We have folks like Mark Sisson, a man who makes a ton of money selling books, programs, retreats. He sells protein powder (Primal Fuel) that contains whey protein and casein. He suggests that folks consume nuts (including almonds) because they are "natural," but you should avoid beans because they contain phytates. In fact, nuts contain more phytates than beans. He seems to be very concerned about so-called "antinutrients" in "modern" foods like wheat, but tends to give things like spinach, which contains oxalate, a pass.
There is a lot of fragmentation in the paleo diet community. Some eschew most carbohydrates. Others suggest the use of "safe starches" such as sweet potatoes. So, it's pretty difficult to pin down what THE paleo diet is. Our ancestors ate diets that varied so widely that it would be impossible to point to a specific diet and claim that it is the one historical human diet. A good way to illustrate this is to compare the animal to plant ratio of calorie intake across hunter-gatherer peoples. The animal-derived calorie percentage ranges from 25% in the Gwi people of southern Africa, to 99% in Alaskan Nunamiut (http://is.gd/orjAW7).

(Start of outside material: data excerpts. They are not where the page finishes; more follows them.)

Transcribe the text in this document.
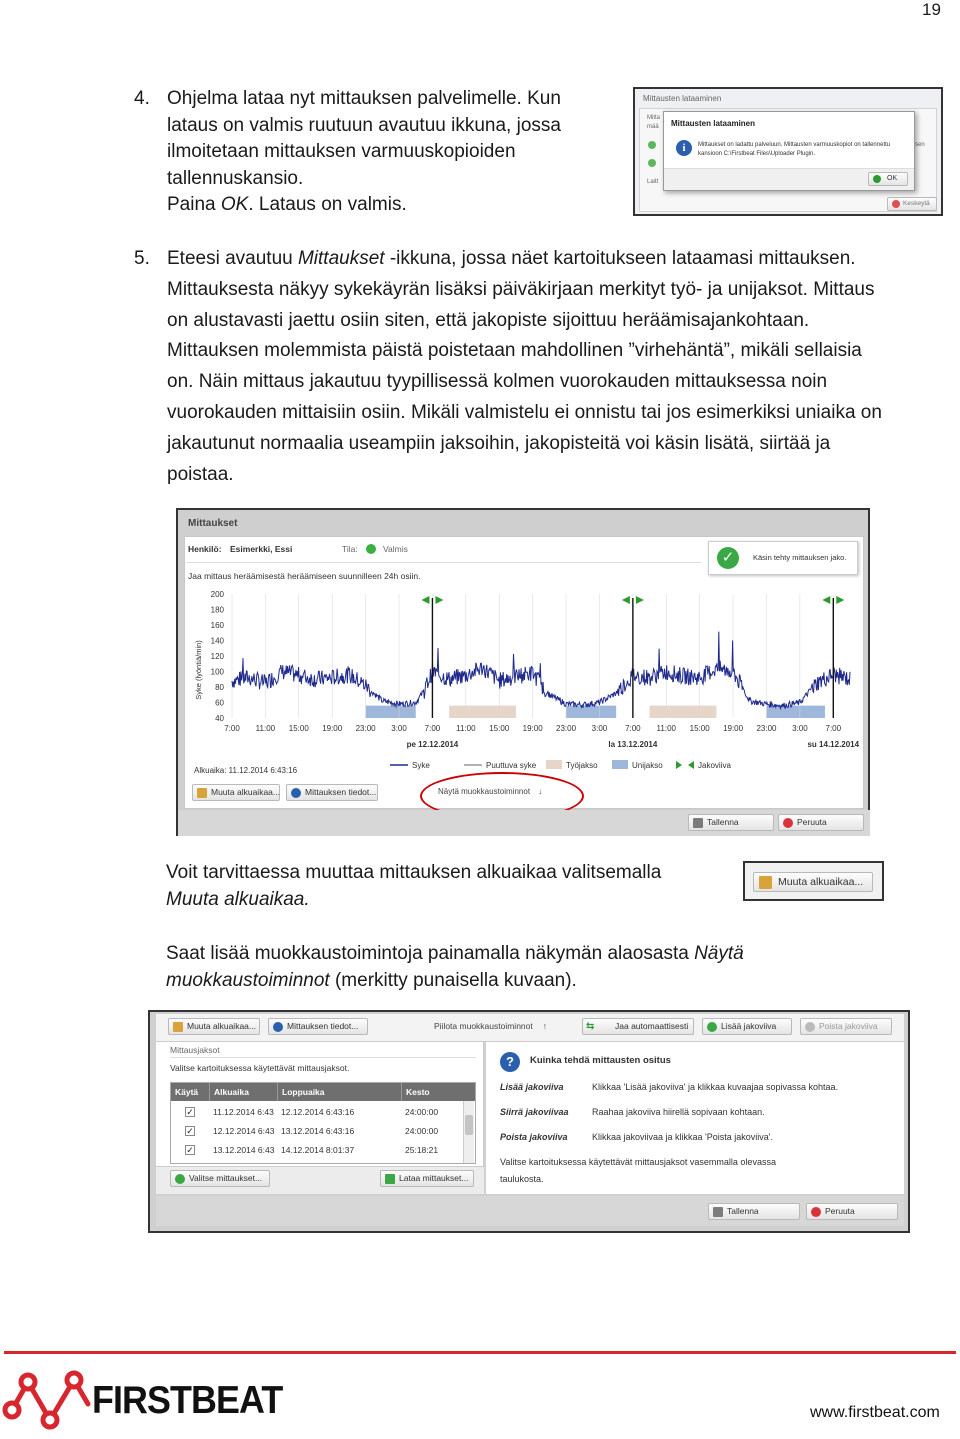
19
4. Ohjelma lataa nyt mittauksen palvelimelle. Kun
lataus on valmis ruutuun avautuu ikkuna, jossa
ilmoitetaan mittauksen varmuuskopioiden
tallennuskansio.
Paina OK. Lataus on valmis.
Mittausten lataaminen
Mitta
mää
Laitt
sen
Mittausten lataaminen
i	Mittaukset on ladattu palveluun. Mittausten varmuuskopiot on tallennettu kansioon C:\Firstbeat Files\Uploader Plugin.
OK
Keskeytä
5. Eteesi avautuu Mittaukset -ikkuna, jossa näet kartoitukseen lataamasi mittauksen.
Mittauksesta näkyy sykekäyrän lisäksi päiväkirjaan merkityt työ- ja unijaksot. Mittaus
on alustavasti jaettu osiin siten, että jakopiste sijoittuu heräämisajankohtaan.
Mittauksen molemmista päistä poistetaan mahdollinen ”virhehäntä”, mikäli sellaisia
on. Näin mittaus jakautuu tyypillisessä kolmen vuorokauden mittauksessa noin
vuorokauden mittaisiin osiin. Mikäli valmistelu ei onnistu tai jos esimerkiksi uniaika on
jakautunut normaalia useampiin jaksoihin, jakopisteitä voi käsin lisätä, siirtää ja
poistaa.
Mittaukset
Henkilö: Esimerkki, Essi	Tila:	Valmis	✓	Käsin tehty mittauksen jako.
Jaa mittaus heräämisestä heräämiseen suunnilleen 24h osiin.
Syke (lyöntiä/min)
200
180
160
140
120
100
80
60
40
7:00 11:00 15:00 19:00 23:00 3:00 7:00 11:00 15:00 19:00 23:00 3:00 7:00 11:00 15:00 19:00 23:00 3:00 7:00
pe 12.12.2014	la 13.12.2014	su 14.12.2014
Syke	Puuttuva syke	Työjakso	Unijakso	Jakoviiva
Alkuaika: 11.12.2014 6:43:16
Muuta alkuaikaa...	Mittauksen tiedot...	Näytä muokkaustoiminnot ↓
Tallenna	Peruuta
Voit tarvittaessa muuttaa mittauksen alkuaikaa valitsemalla
Muuta alkuaikaa.
Muuta alkuaikaa...
Saat lisää muokkaustoimintoja painamalla näkymän alaosasta Näytä
muokkaustoiminnot (merkitty punaisella kuvaan).
Muuta alkuaikaa...	Mittauksen tiedot...	Piilota muokkaustoiminnot ↑	⇆ Jaa automaattisesti	Lisää jakoviiva	Poista jakoviiva
Mittausjaksot
Valitse kartoituksessa käytettävät mittausjaksot.
Käytä	Alkuaika	Loppuaika	Kesto
✓ 11.12.2014 6:43 12.12.2014 6:43:16	24:00:00
✓ 12.12.2014 6:43 13.12.2014 6:43:16	24:00:00
✓ 13.12.2014 6:43 14.12.2014 8:01:37	25:18:21
Valitse mittaukset...	Lataa mittaukset...
?	Kuinka tehdä mittausten ositus
Lisää jakoviiva	Klikkaa 'Lisää jakoviiva' ja klikkaa kuvaajaa sopivassa kohtaa.
Siirrä jakoviivaa	Raahaa jakoviiva hiirellä sopivaan kohtaan.
Poista jakoviiva	Klikkaa jakoviivaa ja klikkaa 'Poista jakoviiva'.
Valitse kartoituksessa käytettävät mittausjaksot vasemmalla olevassa
taulukosta.
Tallenna	Peruuta
FIRSTBEAT	www.firstbeat.com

So here we are on reddit. The /r/keto subreddit is very popular and there are many folks who post success stories, before/after photos. Just about every post that makes it to the front page about obesity, diet, or weight loss inevitably has a low-carb proponent mentioning how much weight they loss or suggesting that someone read about how what the medical community seems to accept as true about obesity and diet are all false and we should be eating lots of fat and few carbohydrates. These posts are often upvoted and unchallenged.
Science doesn't work the way a lot of folks in the low carb and paleo communities think it does. It's not about a bunch of folks who just blindly accept scientific dogma, who are easily disproved by anecdotal evidence. It's not about people just not accepting or understanding a couple of folks who have published their own books directly to the public. It's about doing the hard science. About looking at the preponderance of the evidence. Thus far, the quantity and quality of the studies and research done on the low carbohydrate diets popularized at the turn of the last century is still not good enough to recommend that the general population gorge on fat and protein.